Rifiuti per tutti e un affare per pochi

di Alessandro Zagaria

Tutti noi stiamo assistendo a quello che sta accadendo in Campania con scontri tra le comunità e le forze dell’ordine per l’apertura di una discarica a Terzigno, all’interno del Parco Nazionale del Vesuvio. Tale discarica dovrebbe diventare una delle più grandi d’Europa, con una capienza di tre milioni di tonnellate di rifiuti.
Un’emergenza, quella campana, che dura ormai da diciassette anni, con rifiuti che continuamente ricompaiono nelle strade delle città e con soluzioni proposte dalla classe politica che non fanno altro che peggiorare la situazione.

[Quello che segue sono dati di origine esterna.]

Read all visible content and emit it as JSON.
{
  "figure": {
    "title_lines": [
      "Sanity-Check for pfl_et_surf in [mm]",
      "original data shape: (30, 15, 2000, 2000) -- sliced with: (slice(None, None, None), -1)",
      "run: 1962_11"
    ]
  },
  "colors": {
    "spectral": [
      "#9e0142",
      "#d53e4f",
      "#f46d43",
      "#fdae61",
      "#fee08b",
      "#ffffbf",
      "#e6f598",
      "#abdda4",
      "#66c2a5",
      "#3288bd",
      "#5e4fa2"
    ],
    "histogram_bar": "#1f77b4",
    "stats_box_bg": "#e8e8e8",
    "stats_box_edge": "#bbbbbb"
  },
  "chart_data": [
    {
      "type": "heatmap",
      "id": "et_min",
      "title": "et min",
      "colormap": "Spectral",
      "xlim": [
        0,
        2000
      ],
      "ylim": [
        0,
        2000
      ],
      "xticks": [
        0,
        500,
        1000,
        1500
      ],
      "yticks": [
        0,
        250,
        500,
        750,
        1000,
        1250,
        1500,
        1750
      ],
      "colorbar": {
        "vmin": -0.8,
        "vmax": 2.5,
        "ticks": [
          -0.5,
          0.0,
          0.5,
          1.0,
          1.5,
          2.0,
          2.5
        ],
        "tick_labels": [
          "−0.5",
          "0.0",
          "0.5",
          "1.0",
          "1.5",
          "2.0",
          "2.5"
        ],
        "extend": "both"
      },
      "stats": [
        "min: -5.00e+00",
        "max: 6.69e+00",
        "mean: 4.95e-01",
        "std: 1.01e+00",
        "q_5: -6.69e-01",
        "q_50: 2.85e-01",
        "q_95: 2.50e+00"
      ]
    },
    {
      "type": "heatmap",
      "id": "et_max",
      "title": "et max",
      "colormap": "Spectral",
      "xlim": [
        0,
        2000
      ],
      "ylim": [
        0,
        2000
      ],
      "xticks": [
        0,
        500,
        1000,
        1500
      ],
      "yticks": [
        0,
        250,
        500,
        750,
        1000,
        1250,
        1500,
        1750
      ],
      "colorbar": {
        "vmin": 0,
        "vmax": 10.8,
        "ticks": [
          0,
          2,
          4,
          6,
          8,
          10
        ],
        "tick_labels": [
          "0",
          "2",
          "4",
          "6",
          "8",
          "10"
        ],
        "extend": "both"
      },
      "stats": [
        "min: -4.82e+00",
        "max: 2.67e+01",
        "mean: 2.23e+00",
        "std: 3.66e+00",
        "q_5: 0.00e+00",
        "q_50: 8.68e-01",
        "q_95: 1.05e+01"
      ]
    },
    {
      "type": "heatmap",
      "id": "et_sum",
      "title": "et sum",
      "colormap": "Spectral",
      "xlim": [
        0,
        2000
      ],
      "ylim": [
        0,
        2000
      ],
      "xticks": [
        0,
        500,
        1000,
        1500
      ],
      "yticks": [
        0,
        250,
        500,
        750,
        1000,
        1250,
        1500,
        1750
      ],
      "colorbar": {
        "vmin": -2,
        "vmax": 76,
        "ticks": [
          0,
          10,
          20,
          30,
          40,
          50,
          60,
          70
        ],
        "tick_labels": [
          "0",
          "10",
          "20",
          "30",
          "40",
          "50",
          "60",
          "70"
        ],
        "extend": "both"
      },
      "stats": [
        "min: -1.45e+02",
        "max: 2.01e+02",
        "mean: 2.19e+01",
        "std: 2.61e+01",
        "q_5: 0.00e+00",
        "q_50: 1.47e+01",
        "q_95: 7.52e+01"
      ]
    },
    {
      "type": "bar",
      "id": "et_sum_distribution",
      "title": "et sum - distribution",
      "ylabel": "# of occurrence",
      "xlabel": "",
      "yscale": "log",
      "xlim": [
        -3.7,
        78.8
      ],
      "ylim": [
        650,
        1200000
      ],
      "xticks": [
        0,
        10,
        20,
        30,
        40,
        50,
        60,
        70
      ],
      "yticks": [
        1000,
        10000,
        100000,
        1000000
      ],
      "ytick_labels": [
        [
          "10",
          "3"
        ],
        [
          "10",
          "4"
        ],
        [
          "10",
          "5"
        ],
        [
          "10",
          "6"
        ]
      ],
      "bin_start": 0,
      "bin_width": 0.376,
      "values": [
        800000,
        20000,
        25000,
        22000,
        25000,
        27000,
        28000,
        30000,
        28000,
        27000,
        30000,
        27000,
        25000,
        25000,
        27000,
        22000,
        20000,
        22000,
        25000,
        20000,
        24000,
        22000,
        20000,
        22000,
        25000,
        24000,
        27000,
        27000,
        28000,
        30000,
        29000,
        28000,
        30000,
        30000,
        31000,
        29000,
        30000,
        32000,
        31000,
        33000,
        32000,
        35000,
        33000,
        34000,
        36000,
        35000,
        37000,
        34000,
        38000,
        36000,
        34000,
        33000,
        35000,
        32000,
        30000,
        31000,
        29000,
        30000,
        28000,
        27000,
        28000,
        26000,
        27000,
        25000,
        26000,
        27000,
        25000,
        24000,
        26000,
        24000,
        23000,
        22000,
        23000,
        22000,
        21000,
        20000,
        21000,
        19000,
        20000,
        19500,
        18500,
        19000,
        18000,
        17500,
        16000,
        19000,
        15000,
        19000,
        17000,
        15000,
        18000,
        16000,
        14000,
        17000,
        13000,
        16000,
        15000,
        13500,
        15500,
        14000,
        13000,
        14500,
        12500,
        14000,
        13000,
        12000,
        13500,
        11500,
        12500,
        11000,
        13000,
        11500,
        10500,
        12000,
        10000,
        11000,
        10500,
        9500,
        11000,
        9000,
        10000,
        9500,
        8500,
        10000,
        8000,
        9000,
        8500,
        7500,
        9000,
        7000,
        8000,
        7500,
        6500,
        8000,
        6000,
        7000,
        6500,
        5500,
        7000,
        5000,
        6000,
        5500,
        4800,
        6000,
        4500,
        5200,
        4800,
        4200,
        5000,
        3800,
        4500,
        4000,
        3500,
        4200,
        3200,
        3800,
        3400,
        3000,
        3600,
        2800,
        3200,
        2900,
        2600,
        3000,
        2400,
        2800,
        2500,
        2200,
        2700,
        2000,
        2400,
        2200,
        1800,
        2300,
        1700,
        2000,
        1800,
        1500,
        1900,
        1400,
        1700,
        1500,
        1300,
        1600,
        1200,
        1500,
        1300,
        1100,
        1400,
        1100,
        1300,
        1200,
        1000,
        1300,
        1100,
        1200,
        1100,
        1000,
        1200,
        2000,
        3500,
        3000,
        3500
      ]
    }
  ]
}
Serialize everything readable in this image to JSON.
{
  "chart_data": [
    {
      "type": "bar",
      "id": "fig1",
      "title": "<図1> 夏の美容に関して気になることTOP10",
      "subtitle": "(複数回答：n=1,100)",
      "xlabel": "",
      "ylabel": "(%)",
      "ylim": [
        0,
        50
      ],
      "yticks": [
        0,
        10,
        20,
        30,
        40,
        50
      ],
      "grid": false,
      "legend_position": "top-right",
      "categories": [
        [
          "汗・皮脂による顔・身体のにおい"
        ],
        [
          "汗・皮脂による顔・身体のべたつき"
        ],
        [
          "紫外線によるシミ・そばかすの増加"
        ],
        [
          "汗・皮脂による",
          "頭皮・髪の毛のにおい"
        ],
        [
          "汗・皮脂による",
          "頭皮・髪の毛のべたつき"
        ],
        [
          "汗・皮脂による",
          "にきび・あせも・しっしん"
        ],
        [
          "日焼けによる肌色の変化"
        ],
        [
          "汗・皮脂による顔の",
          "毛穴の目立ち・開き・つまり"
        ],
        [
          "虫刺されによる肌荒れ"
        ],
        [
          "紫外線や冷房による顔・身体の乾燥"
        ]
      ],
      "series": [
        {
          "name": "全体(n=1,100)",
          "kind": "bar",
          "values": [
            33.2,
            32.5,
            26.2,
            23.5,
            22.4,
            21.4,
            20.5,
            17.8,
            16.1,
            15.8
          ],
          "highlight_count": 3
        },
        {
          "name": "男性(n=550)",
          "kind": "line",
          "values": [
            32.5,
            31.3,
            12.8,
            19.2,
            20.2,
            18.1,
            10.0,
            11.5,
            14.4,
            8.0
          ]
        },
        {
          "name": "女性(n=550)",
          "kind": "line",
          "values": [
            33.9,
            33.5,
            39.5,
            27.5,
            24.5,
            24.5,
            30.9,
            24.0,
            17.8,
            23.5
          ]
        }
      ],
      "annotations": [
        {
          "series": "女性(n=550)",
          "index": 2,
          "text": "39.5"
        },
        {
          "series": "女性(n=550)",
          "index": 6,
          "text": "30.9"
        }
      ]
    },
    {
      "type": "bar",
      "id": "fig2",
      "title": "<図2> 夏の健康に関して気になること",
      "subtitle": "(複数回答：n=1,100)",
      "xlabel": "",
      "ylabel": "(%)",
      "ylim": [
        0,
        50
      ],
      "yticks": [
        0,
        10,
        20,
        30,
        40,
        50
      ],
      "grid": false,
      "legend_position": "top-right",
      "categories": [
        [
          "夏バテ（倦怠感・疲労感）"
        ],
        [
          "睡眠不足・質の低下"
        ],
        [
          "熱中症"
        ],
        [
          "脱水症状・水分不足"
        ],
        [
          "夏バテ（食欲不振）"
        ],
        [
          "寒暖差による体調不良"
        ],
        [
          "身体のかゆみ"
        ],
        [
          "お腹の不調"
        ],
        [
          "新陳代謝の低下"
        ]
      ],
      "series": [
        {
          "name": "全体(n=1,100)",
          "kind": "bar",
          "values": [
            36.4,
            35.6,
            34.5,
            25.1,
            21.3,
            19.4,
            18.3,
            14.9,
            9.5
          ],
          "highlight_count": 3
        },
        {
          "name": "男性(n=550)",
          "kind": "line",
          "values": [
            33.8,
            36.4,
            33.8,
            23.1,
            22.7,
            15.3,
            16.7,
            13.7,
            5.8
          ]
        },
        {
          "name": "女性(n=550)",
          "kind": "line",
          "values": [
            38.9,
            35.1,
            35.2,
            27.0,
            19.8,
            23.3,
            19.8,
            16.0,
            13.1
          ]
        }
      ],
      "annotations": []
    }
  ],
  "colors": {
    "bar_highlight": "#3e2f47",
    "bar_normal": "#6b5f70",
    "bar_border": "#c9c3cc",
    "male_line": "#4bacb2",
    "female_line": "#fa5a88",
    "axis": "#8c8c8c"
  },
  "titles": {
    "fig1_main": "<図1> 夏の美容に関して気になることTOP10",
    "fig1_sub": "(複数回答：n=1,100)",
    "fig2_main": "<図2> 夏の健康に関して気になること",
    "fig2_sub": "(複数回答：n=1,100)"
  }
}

Gli ultimi avvenimenti di Terzigno rappresentano l’evoluzione di uno stato che ha deciso di fare la guerra alla gente. Perchè, ormai, di questo si tratta: da un lato le istituzioni che non sanno e non vogliono risolvere i problemi dei rifiuti in Campania e dall’altro lato i cittadini che sono esasperati e sono pronti a tutto pur di impedire la realizzazione di una nuova discarica nel Parco Nazionale del Vesuvio. Ci troviamo difronte ad un popolo in rivolta che rifiuta qualsiasi mediazione e che non si riconosce e non si sente rappresentato da nessuna istituzione e che di fatto si autorganizza e rivendica, anche con la forza, il proprio bisogno di vivere in un territorio libero da discariche e rifiuti.
Quello che ci chiediamo è, invece, come stanno le cose nella nostra Puglia e soprattutto nella nostra provincia, quella di Barletta-Andria-Trani, visto che poco tempo fa, in una conferenza stampa, il Presidente della Provincia di Bari, Francesco Schittulli, e quello della BAT, Francesco Ventola, hanno presentato dati allarmanti per quanto riguarda le discariche che sono a rischio collasso in quanto non riescono più a contenere rifiuti, invitando la Regione Puglia ad autorizzare la costruzione di inceneritori pubblici.
Dunque neanche qui in Puglia la situazione è rosea, visto che la raccolta differenziata è ferma ad un modesto 15% ed è ancora peggio nella nostra neonata provincia, nonostante ci sia una legge nazionale che impone di raggiungere entro l’anno il 40% di differenziata e il 65% entro il 2012.
Quello che emerge, invece, è una situazione completamente ribaltata, dove gli Enti preposti non fanno nulla per rispettare le direttive nazionali.
Assistiamo, inoltre, ad un vero e proprio assalto da parte di aziende che vedono la Puglia come piattaforma logistica dove realizzare enormi profitti, non solo con inceneritori, ma anche con centrali a biomasse, petrolio e rigassificatori. Sono proprio queste aziende, infatti, a dettare l’agenda politica in materia di rifiuti ed energia agli amministratori locali.
L’ intento parrebbe quello di non far decollare la raccolta differenziata per poter imporre al nostro territorio inceneritori, o permettere alla Cementeria di Barletta o quella da realizzare a Trani di bruciare sempre più rifiuti.
Non sembrerebbe spiegarsi altrimenti il perché le ingenti risorse destinate dalla Regione alle province per raggiungere gli obiettivi di legge, siano rimaste nei rispettivi cassetti piuttosto che essere distribuite agli Ato.
Una situazione simile, in Abruzzo, ha fatto emergere un’intercettazione telefonica tra Rodolfo Di Zio, il ras dei rifiuti dell’Abruzzo, e l’assessore regionale all’ambiente. In tale conversazione i due affermavano che non bisognava raggiungere il 40% di raccolta differenziata, perché altrimenti non si sarebbe potuto realizzare l’inceneritore.
Gli inceneritori e le discariche non sono affatto l’unico modo per chiudere il ciclo dei rifiuti. Si potrebbe, ad esempio, fare come il Comune di Capannori (40.000 abitanti al pari di Canosa), dove si è arrivati all’86% di raccolta differenziata con l’obiettivo di arrivare a rifiuti zero entro il 2020.
Questo obiettivo si può ottenere grazie ad una raccolta differenziata spinta porta a porta, con una politica di incentivi alle famiglie per cui chi produce meno rifiuti meno paga.
I cittadini di Capannori, oltre a differenziare i rifiuti, autoproducono composti da utilizzare in agricoltura, per la produzione di terriccio o fertilizzante e per riciclare meglio la plastica. Gli scarti, inoltre, vengono usati per la produzione di pancali in materiale riciclato.
Ci sarebbero anche tante altre soluzioni alternative concrete ed è su queste che vogliamo indirizzare i nostri politici, affinché non rischi di passare in secondo piano la salute dei cittadini.